Skin undergoes structural and physiological changes resulting from both the natural aging process and being exposed to damaging environmental elements. Over a lifetime, skin is observed to progressively degenerate. Most notable are the changes and deterioration in the structure of the skin which are due to losses and/or a disordering of collagen, the protein primarily responsible for the tensile strength of skin, and elastin fibres (Farage et al. 2009). The elderly therefore, have an increased susceptibility to skin injuries such as pressure ulcers, and a decreased healing response.
Pressure ulcers are common among individuals with SCI, and typically occur over boney prominences, such as the ischial tuberosities and malleoli. Damage to the skin and underlying tissue caused by pressure, shearing, and/or friction due to continuous sitting are the primary causes of pressure ulcers. As collagen metabolism increases as a result of SCI, these individuals may be more susceptible to pressure ulcers than non-SCI individuals (Claus-Walker & Halstead 1982a; Claus-Walker & Halstead 1982b). As a result of the combined effects of pressure, from sitting, and reduced skin integrity, due to collagen degradation, it is estimated that 85% of individuals with SCI will experience a pressure ulcer in their lifetime (Gunnewicht 1995). Given that the mean cost of healing a wound is approximately $50,000, which translates into an annual cost of 3.6 billion dollars in the United States (Beckrich & Aronovitch 1999), there is a strong need to understand age-related changes to the skin following SCI in order to help minimize the occurrence of wounds.
In this section, 2 longitudinal studies and 2 cross-sectional studies (see Table 8) on skin and subcutaneous tissues after SCI are reviewed.
Over a 2 year period, one-quarter of individuals with SCI experienced a pressure ulcer (Rodriguez & Garber 1994). Understanding how skin changes post-SCI is important, not only because of the implication of pressure ulcers, but because of other non-life threatening skin complications that commonly occur after SCI, which include local fungal infection, seborrheic dermatitis, and chronic acne vulgaris (Rubin-Asher et al. 2005; Stover et al. 1994). As well, attenuated immune response following SCI facilitates skin infections and lack of cutaneous sensation increases the incidence of pressure ulcers.

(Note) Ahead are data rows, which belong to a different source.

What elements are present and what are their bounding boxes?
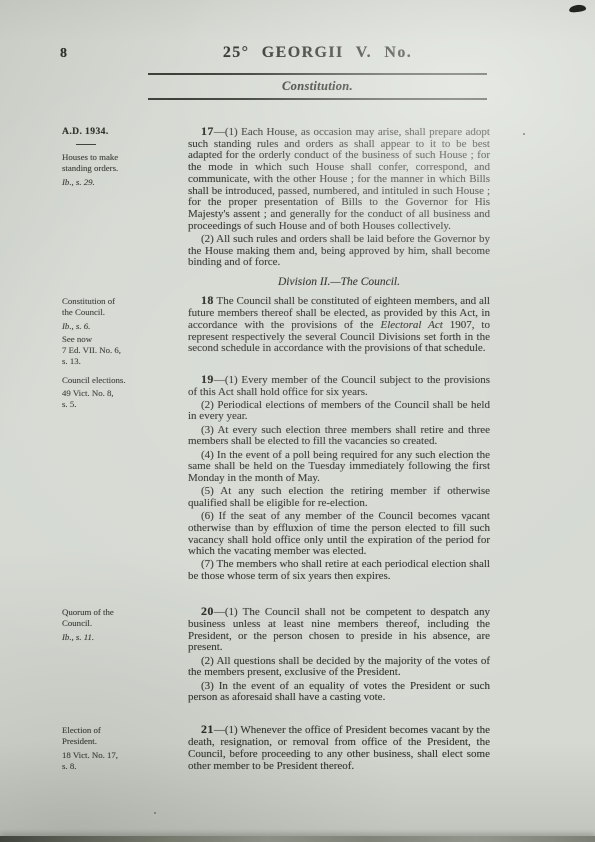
paper-stain: [443, 299, 447, 302]
margin-note-section-17: A.D. 1934. Houses to make standing order…: [58, 126, 188, 270]
header-rule-bottom: [148, 98, 487, 100]
page-body: A.D. 1934. Houses to make standing order…: [58, 126, 490, 774]
margin-note-line: Council.: [62, 618, 176, 629]
scan-ink-mark: [569, 4, 587, 13]
paragraph-19-7: (7) The members who shall retire at each…: [188, 559, 490, 582]
margin-citation: s. 5.: [62, 399, 176, 410]
margin-note-section-21: Election of President. 18 Vict. No. 17, …: [58, 724, 188, 773]
paragraph-17-2: (2) All such rules and orders shall be l…: [188, 234, 490, 269]
margin-citation: 18 Vict. No. 17,: [62, 750, 176, 761]
section-19: Council elections. 49 Vict. No. 8, s. 5.…: [58, 374, 490, 584]
paragraph-21-1: 21—(1) Whenever the office of President …: [188, 724, 490, 772]
section-18: Constitution of the Council. Ib., s. 6. …: [58, 295, 490, 366]
scanned-statute-page: 8 25° GEORGII V. No. Constitution. A.D. …: [0, 0, 595, 842]
margin-note-line: Council elections.: [62, 375, 176, 386]
paragraph-text: —(1) The Council shall not be competent …: [188, 606, 490, 653]
paragraph-20-2: (2) All questions shall be decided by th…: [188, 656, 490, 679]
margin-note-line: the Council.: [62, 307, 176, 318]
margin-note-line: Constitution of: [62, 296, 176, 307]
scan-edge-shadow: [0, 836, 595, 842]
paragraph-text: —(1) Every member of the Council subject…: [188, 374, 490, 398]
paragraph-text: —(1) Each House, as occasion may arise, …: [188, 126, 490, 232]
section-20: Quorum of the Council. Ib., s. 11. 20—(1…: [58, 606, 490, 705]
paragraph-19-4: (4) In the event of a poll being require…: [188, 450, 490, 485]
margin-note-section-20: Quorum of the Council. Ib., s. 11.: [58, 606, 188, 705]
page-subtitle: Constitution.: [148, 79, 487, 94]
act-name-italic: Electoral Act: [380, 319, 442, 331]
margin-note-line: Quorum of the: [62, 607, 176, 618]
header-rule-top: [148, 73, 487, 75]
margin-dash-rule: [76, 144, 96, 146]
division-heading: Division II.—The Council.: [188, 276, 490, 288]
margin-see-now-line: s. 13.: [62, 356, 176, 367]
paragraph-19-2: (2) Periodical elections of members of t…: [188, 400, 490, 423]
paper-speck: [523, 133, 525, 135]
paragraph-19-6: (6) If the seat of any member of the Cou…: [188, 511, 490, 558]
margin-see-now-line: See now: [62, 334, 176, 345]
paragraph-18: 18 The Council shall be constituted of e…: [188, 295, 490, 355]
section-20-text: 20—(1) The Council shall not be competen…: [188, 606, 490, 705]
section-number: 18: [201, 293, 214, 307]
section-21: Election of President. 18 Vict. No. 17, …: [58, 724, 490, 773]
paper-speck: [466, 519, 468, 521]
margin-note-line: President.: [62, 736, 176, 747]
margin-see-now-line: 7 Ed. VII. No. 6,: [62, 345, 176, 356]
margin-note-line: Houses to make: [62, 152, 176, 163]
paragraph-20-3: (3) In the event of an equality of votes…: [188, 681, 490, 704]
margin-citation: Ib., s. 6.: [62, 321, 176, 332]
paper-speck: [154, 812, 156, 814]
paragraph-17-1: 17—(1) Each House, as occasion may arise…: [188, 126, 490, 232]
margin-year-label: A.D. 1934.: [62, 127, 176, 138]
margin-citation: Ib., s. 11.: [62, 632, 176, 643]
margin-citation: Ib., s. 29.: [62, 177, 176, 188]
margin-note-section-18: Constitution of the Council. Ib., s. 6. …: [58, 295, 188, 366]
paragraph-19-3: (3) At every such election three members…: [188, 425, 490, 448]
margin-note-line: standing orders.: [62, 163, 176, 174]
margin-citation: s. 8.: [62, 761, 176, 772]
section-number: 17: [201, 124, 214, 138]
paragraph-19-5: (5) At any such election the retiring me…: [188, 486, 490, 509]
margin-note-section-19: Council elections. 49 Vict. No. 8, s. 5.: [58, 374, 188, 584]
section-17: A.D. 1934. Houses to make standing order…: [58, 126, 490, 270]
section-18-text: 18 The Council shall be constituted of e…: [188, 295, 490, 366]
paragraph-text: —(1) Whenever the office of President be…: [188, 724, 490, 771]
section-number: 20: [201, 604, 214, 618]
section-number: 21: [201, 722, 214, 736]
paragraph-19-1: 19—(1) Every member of the Council subje…: [188, 374, 490, 398]
section-21-text: 21—(1) Whenever the office of President …: [188, 724, 490, 773]
section-17-text: 17—(1) Each House, as occasion may arise…: [188, 126, 490, 270]
section-number: 19: [201, 372, 214, 386]
margin-citation: 49 Vict. No. 8,: [62, 388, 176, 399]
margin-note-line: Election of: [62, 725, 176, 736]
page-title: 25° GEORGII V. No.: [148, 44, 487, 62]
paragraph-20-1: 20—(1) The Council shall not be competen…: [188, 606, 490, 654]
section-19-text: 19—(1) Every member of the Council subje…: [188, 374, 490, 584]
page-number: 8: [60, 46, 67, 62]
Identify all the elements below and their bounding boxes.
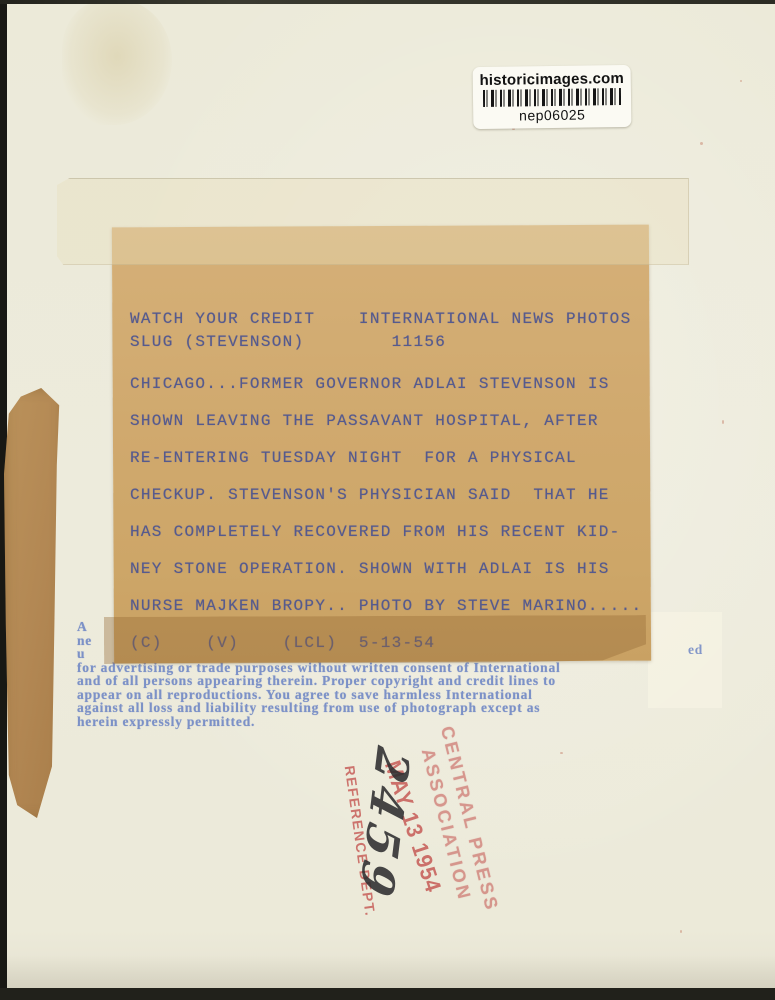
scan-edge-bottom <box>0 988 775 1000</box>
paper-speck <box>680 930 682 933</box>
bottom-shading <box>0 955 775 988</box>
paper-speck <box>740 80 742 82</box>
caption-body-line: RE-ENTERING TUESDAY NIGHT FOR A PHYSICAL <box>130 440 642 477</box>
caption-body-line: CHICAGO...FORMER GOVERNOR ADLAI STEVENSO… <box>130 366 642 403</box>
sticker-code-label: nep06025 <box>519 107 586 124</box>
caption-body-line: HAS COMPLETELY RECOVERED FROM HIS RECENT… <box>130 514 642 551</box>
press-photo-back-scan: Aneufor advertising or trade purposes wi… <box>0 0 775 1000</box>
caption-header-line: SLUG (STEVENSON) 11156 <box>130 331 631 354</box>
copyright-stamp-line: appear on all reproductions. You agree t… <box>77 688 725 702</box>
copyright-stamp-line: herein expressly permitted. <box>77 715 725 729</box>
scan-edge-top <box>0 0 775 4</box>
caption-body-line: NEY STONE OPERATION. SHOWN WITH ADLAI IS… <box>130 551 642 588</box>
copyright-stamp-line: against all loss and liability resulting… <box>77 701 725 715</box>
tape-strip-bottom <box>104 615 646 664</box>
caption-body-line: SHOWN LEAVING THE PASSAVANT HOSPITAL, AF… <box>130 403 642 440</box>
barcode-icon <box>483 88 621 107</box>
sticker-site-label: historicimages.com <box>479 70 624 89</box>
caption-body-line: CHECKUP. STEVENSON'S PHYSICIAN SAID THAT… <box>130 477 642 514</box>
tape-strip-top <box>57 178 689 265</box>
barcode-sticker: historicimages.com nep06025 <box>473 65 632 129</box>
copyright-stamp-line: and of all persons appearing therein. Pr… <box>77 674 725 688</box>
caption-header-line: WATCH YOUR CREDIT INTERNATIONAL NEWS PHO… <box>130 308 631 331</box>
copyright-stamp-fragment: ed <box>688 642 703 658</box>
paper-speck <box>722 420 724 424</box>
paper-speck <box>700 142 703 145</box>
caption-header: WATCH YOUR CREDIT INTERNATIONAL NEWS PHO… <box>130 308 631 354</box>
paper-speck <box>560 752 563 754</box>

Park and colleagues (2011) found that the biomechanical skin properties were significantly altered following SCI in men, and these changes were directly influenced by regional sympathetic denervation rather than somatic sensory denervation. They found that age significantly correlated with all biomechanical skin parameters in their AB controls. However, in men with motor and sensory complete SCI, YPI rather than age was shown to be the most important factor influencing skin changes. Since the amount of dermal thickening is positively correlated with YPI, Park et al. (2011) hypothesized that the thickening process following SCI may be strong enough to overwhelm the impact of aging on biomechanical skin properties.

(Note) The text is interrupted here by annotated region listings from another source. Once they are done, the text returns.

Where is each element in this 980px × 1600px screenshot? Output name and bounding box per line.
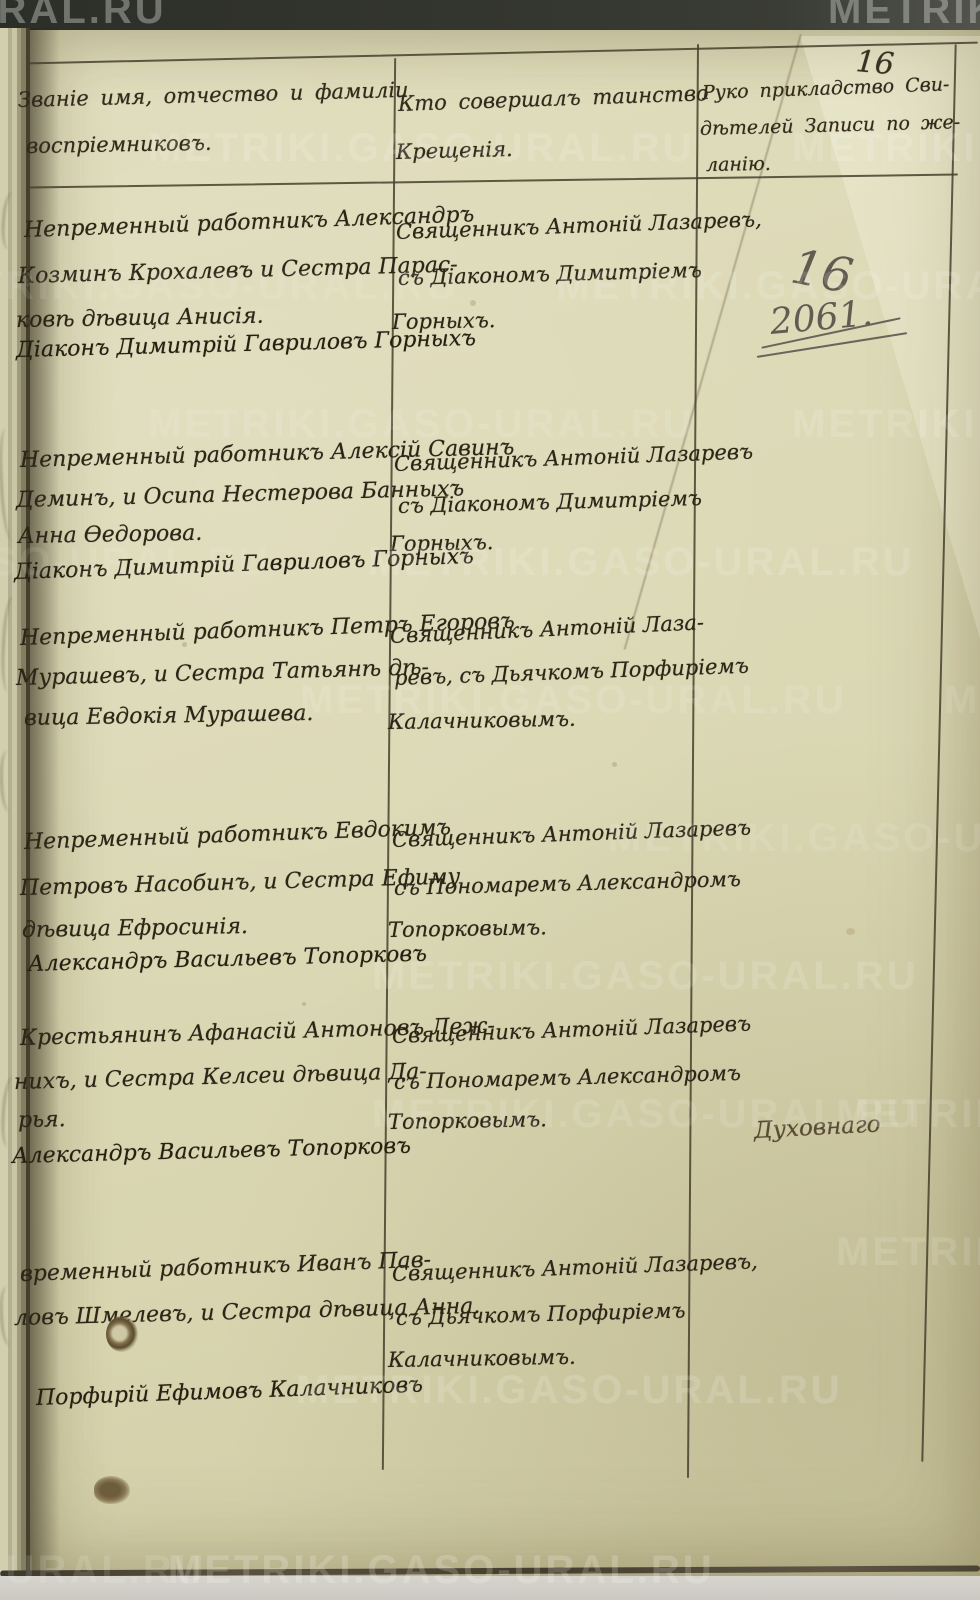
paper-hole (94, 1476, 130, 1504)
binding-gutter-shadow (30, 28, 60, 1578)
entry-3-officiant-line-3: Калачниковымъ. (388, 707, 576, 734)
paper-hole (106, 1316, 138, 1352)
paper-speck (612, 762, 617, 767)
entry-2-officiant-line-3: Горныхъ. (390, 530, 494, 556)
entry-2-godparents-line-3: Анна Ѳедорова. (18, 521, 203, 549)
entry-5-officiant-line-3: Топорковымъ. (388, 1107, 547, 1134)
header-officiant-line-2: Крещенія. (396, 137, 513, 164)
entry-4-godparents-line-3: дѣвица Ефросинія. (22, 914, 248, 943)
paper-speck (302, 1002, 306, 1006)
paper-speck (846, 928, 855, 935)
entry-4-officiant-line-3: Топорковымъ. (388, 915, 547, 942)
entry-1-officiant-line-3: Горныхъ. (392, 308, 496, 334)
entry-5-godparents-line-3: рья. (18, 1107, 66, 1133)
document-scan: 16 Званіе имя, отчество и фамиліи воспрі… (0, 0, 980, 1600)
header-witnesses-line-3: ланію. (706, 153, 771, 176)
underlying-sheet (0, 1576, 980, 1600)
entry-1-godparents-line-3: ковѣ дѣвица Анисія. (16, 304, 264, 333)
paper-speck (470, 300, 476, 306)
header-godparents-line-2: воспріемниковъ. (26, 131, 212, 158)
entry-3-godparents-line-3: вица Евдокія Мурашева. (24, 701, 314, 731)
entry-6-officiant-line-3: Калачниковымъ. (388, 1345, 576, 1372)
paper-speck (182, 642, 187, 647)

There is Level 2 evidence (Vaziri et al. 1994) suggesting that plasma fibronectin, as an indicator of wound healing, may rise in SCI male patients with fast healing ulcers but not in SCI patients with poor healing ulcers.

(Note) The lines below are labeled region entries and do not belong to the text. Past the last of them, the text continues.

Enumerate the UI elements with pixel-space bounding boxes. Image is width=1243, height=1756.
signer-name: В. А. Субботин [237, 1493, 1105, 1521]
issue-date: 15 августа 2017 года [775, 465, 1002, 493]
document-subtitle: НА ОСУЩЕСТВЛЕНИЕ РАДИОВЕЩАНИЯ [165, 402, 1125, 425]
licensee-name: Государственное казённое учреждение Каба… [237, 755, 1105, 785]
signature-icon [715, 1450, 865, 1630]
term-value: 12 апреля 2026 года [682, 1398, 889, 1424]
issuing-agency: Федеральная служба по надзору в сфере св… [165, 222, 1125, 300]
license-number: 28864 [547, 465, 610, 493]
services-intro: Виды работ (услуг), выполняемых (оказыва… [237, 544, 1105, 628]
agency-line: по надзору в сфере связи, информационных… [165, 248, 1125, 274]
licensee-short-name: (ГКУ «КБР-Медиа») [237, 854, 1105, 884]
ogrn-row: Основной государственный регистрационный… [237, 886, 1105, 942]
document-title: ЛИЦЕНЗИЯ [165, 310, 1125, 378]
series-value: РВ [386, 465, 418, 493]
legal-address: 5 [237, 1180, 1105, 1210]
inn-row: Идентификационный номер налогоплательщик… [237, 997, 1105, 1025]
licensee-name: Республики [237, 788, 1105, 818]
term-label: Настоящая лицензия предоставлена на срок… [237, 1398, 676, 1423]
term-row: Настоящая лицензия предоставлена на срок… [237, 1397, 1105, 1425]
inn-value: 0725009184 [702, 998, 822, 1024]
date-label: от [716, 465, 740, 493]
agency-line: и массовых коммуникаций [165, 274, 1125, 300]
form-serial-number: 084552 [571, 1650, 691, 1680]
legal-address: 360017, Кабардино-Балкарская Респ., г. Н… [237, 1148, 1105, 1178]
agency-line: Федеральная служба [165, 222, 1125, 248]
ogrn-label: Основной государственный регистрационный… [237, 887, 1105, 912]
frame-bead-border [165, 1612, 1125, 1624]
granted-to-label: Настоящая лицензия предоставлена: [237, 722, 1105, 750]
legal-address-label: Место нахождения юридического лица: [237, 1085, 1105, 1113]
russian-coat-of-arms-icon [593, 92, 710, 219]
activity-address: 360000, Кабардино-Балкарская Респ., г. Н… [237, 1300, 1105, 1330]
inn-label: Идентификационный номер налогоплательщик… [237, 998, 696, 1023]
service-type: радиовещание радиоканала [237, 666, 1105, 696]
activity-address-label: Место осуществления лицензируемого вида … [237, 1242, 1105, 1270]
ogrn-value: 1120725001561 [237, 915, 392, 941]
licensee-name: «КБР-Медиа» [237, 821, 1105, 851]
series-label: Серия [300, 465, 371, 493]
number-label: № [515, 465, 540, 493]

There is Level 5 evidence that the biomechanical skin properties are significantly influenced by sympathetic paralysis rather than somatic sensory paralysis. Furthermore, in men with complete SCI, YPI may be the influential factor on the biomechanical properties of the skin (Park et al. 2011).
Males with SCI have higher levels of collagen metabolite, glu-gal Hyl, than the able-bodied population, which may be a sign of premature aging of the skin. Further work is needed to conclusively demonstrate this.
Behavioural factors play a stronger role in the development of pressure ulcers in persons with SCI than either age or YPI.
In men with complete SCI, YPI may be the influential factor on biomechanical properties of the skin.